I must go home. He folded the paper almost stealthily and strode across the yard, neither looking to the right or to the left. Get home before anyone speaks to me. How hideous if anyone should speak to me. Professor Walpole, grey beard and narrow, steelrimmed glasses, was coming down the boardwalk; he stopped and smiled benignantly at Fanshaw:
"You've heard the news, haven't you, Mr. Macdougan?"
"What news?" asked Fanshaw, his hands quaking, his tongue dry in his mouth from horror.
"Why we are going to have a Velasquez for two months...."
"How wonderful!... Pardon me, won't you, I've got a pressing engagement."

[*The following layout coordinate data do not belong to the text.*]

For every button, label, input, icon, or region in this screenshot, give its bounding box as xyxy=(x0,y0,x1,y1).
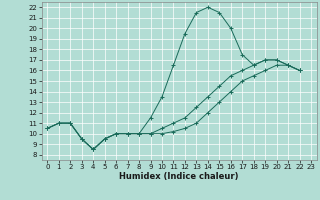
X-axis label: Humidex (Indice chaleur): Humidex (Indice chaleur) xyxy=(119,172,239,181)
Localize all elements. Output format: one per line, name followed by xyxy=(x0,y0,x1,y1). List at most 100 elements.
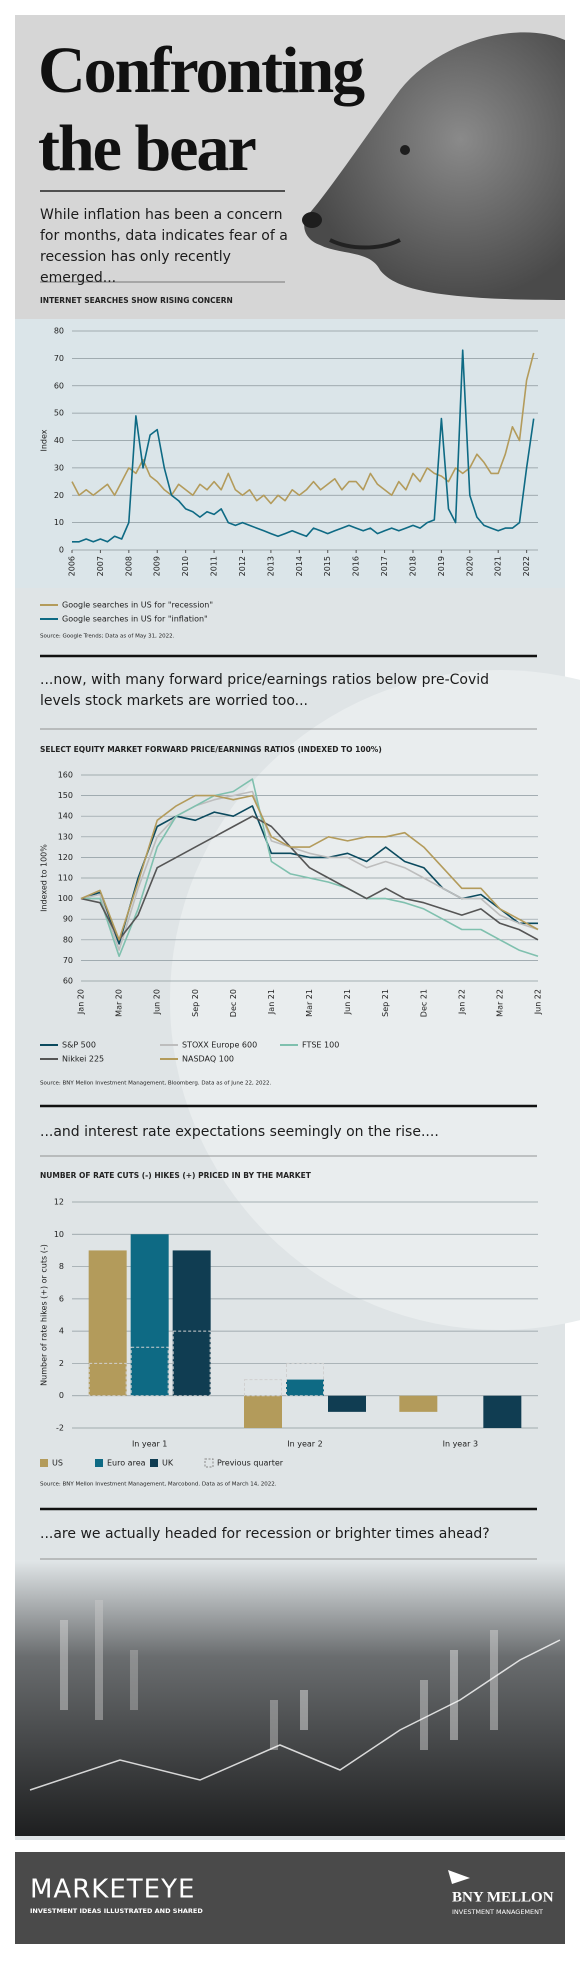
chart-panel xyxy=(15,319,565,588)
x-tick-label: 2006 xyxy=(68,556,77,576)
bar xyxy=(399,1395,438,1412)
bar xyxy=(172,1250,211,1396)
x-tick-label: 2016 xyxy=(352,556,361,576)
series-line xyxy=(81,778,539,958)
y-tick-label: 120 xyxy=(58,853,73,862)
footer-division: INVESTMENT MANAGEMENT xyxy=(452,1908,543,1916)
y-tick-label: 90 xyxy=(63,915,73,924)
legend-label: STOXX Europe 600 xyxy=(182,1041,257,1050)
footer-tagline: INVESTMENT IDEAS ILLUSTRATED AND SHARED xyxy=(30,1907,203,1915)
footer-band xyxy=(15,1852,565,1944)
x-tick-label: Jan 20 xyxy=(77,989,86,1015)
title-line: Confronting xyxy=(38,34,365,107)
y-tick-label: 6 xyxy=(59,1294,64,1303)
x-tick-label: Sep 20 xyxy=(191,989,200,1017)
previous-bar xyxy=(172,1330,211,1397)
x-tick-label: 2020 xyxy=(465,556,474,576)
page-title: Confronting the bear xyxy=(38,32,365,188)
x-tick-label: 2011 xyxy=(210,556,219,576)
x-tick-label: Mar 22 xyxy=(495,989,504,1017)
legend-label: Nikkei 225 xyxy=(62,1055,104,1064)
bar xyxy=(286,1379,324,1396)
x-tick-label: Dec 20 xyxy=(229,989,238,1017)
y-tick-label: 8 xyxy=(59,1262,64,1271)
narrative: ...and interest rate expectations seemin… xyxy=(40,1124,439,1140)
legend-label: Euro area xyxy=(107,1459,146,1468)
bear-nose xyxy=(302,212,322,228)
bear-mouth xyxy=(329,238,401,250)
legend-label: S&P 500 xyxy=(62,1041,96,1050)
series-line xyxy=(80,794,539,941)
y-tick-label: 110 xyxy=(58,874,73,883)
x-tick-label: 2014 xyxy=(295,556,304,576)
legend-label: FTSE 100 xyxy=(302,1041,339,1050)
y-tick-label: 140 xyxy=(58,812,73,821)
bar xyxy=(130,1234,169,1396)
previous-bar xyxy=(130,1346,169,1397)
y-tick-label: 80 xyxy=(54,327,64,336)
legend-swatch xyxy=(95,1459,103,1467)
footer-company: BNY MELLON xyxy=(452,1889,554,1905)
x-tick-label: Sep 21 xyxy=(381,989,390,1017)
x-tick-label: 2017 xyxy=(380,556,389,576)
title-line: the bear xyxy=(38,112,257,185)
x-tick-label: 2021 xyxy=(494,556,503,576)
y-tick-label: 40 xyxy=(54,436,64,445)
source-note: Source: BNY Mellon Investment Management… xyxy=(40,1482,277,1488)
y-tick-label: 150 xyxy=(58,791,73,800)
logo-mark xyxy=(448,1870,470,1884)
bar xyxy=(328,1395,366,1412)
chart-title: INTERNET SEARCHES SHOW RISING CONCERN xyxy=(40,296,233,305)
legend-label: Previous quarter xyxy=(217,1459,284,1468)
x-tick-label: 2008 xyxy=(124,556,133,576)
x-tick-label: 2009 xyxy=(153,556,162,576)
series-line xyxy=(80,815,539,941)
bar xyxy=(244,1395,282,1428)
footer-brand: MARKETEYE xyxy=(30,1875,195,1905)
y-axis-label: Index xyxy=(40,429,49,451)
x-tick-label: 2022 xyxy=(522,556,531,576)
series-line xyxy=(71,352,535,505)
y-tick-label: 20 xyxy=(54,491,64,500)
x-tick-label: Jun 21 xyxy=(343,989,352,1015)
backdrop-circle xyxy=(170,670,580,1330)
y-tick-label: 4 xyxy=(59,1327,64,1336)
source-note: Source: Google Trends; Data as of May 31… xyxy=(40,634,175,640)
x-tick-label: Jun 20 xyxy=(153,989,162,1015)
photo-backdrop xyxy=(15,1560,565,1836)
x-tick-label: In year 2 xyxy=(287,1440,322,1449)
y-tick-label: 10 xyxy=(54,518,64,527)
candles-decoration xyxy=(60,1600,498,1750)
y-tick-label: 130 xyxy=(58,832,73,841)
y-tick-label: 0 xyxy=(59,546,64,555)
narrative: ...are we actually headed for recession … xyxy=(40,1526,490,1542)
x-tick-label: 2010 xyxy=(181,556,190,576)
x-tick-label: Jan 21 xyxy=(267,989,276,1015)
bear-eye xyxy=(400,145,410,155)
chart-title: NUMBER OF RATE CUTS (-) HIKES (+) PRICED… xyxy=(40,1171,312,1180)
x-tick-label: Mar 21 xyxy=(305,989,314,1017)
legend-swatch xyxy=(40,1459,48,1467)
x-tick-label: 2012 xyxy=(238,556,247,576)
x-tick-label: In year 1 xyxy=(132,1440,167,1449)
legend-swatch xyxy=(150,1459,158,1467)
y-tick-label: 60 xyxy=(54,381,64,390)
source-note: Source: BNY Mellon Investment Management… xyxy=(40,1081,271,1087)
y-tick-label: 12 xyxy=(54,1198,64,1207)
y-axis-label: Number of rate hikes (+) or cuts (-) xyxy=(40,1244,49,1386)
previous-bar xyxy=(88,1362,127,1397)
x-tick-label: Dec 21 xyxy=(419,989,428,1017)
y-tick-label: -2 xyxy=(56,1424,64,1433)
y-tick-label: 60 xyxy=(63,977,73,986)
x-tick-label: In year 3 xyxy=(443,1440,478,1449)
previous-bar xyxy=(244,1379,282,1397)
bar xyxy=(88,1250,127,1396)
x-tick-label: 2018 xyxy=(408,556,417,576)
y-tick-label: 50 xyxy=(54,409,64,418)
y-tick-label: 10 xyxy=(54,1230,64,1239)
previous-bar xyxy=(286,1362,324,1397)
x-tick-label: 2007 xyxy=(96,556,105,576)
legend-label: NASDAQ 100 xyxy=(182,1055,234,1064)
legend-label: UK xyxy=(162,1459,174,1468)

Fanshaw had shoved the paper into the pocket of his raincoat. He darted across Massachusetts Avenue in front of a trolley car. At last he was on Holyoke Street. O it was raining again. The drops danced in the puddle in front of his door. Green door, yellow house, here he was. He walked slowly up the stairs, locked and bolted his door on the inside. There he unfolded the paper carefully and began to read:
Body of Harvard Graduate Student Found Floating in Charles.
David Wendell, Washington, D. C., Boy, Shot Through Head; Was He Murdered on the East Cambridge Bridge? Police Completely Baffled.
At eighty twenty this morning ...
For a moment Fanshaw could not read the bleary print. The bitter smell of the newspaper filled his nostrils. Of course it's a mistake, a beastly mistake, he said aloud.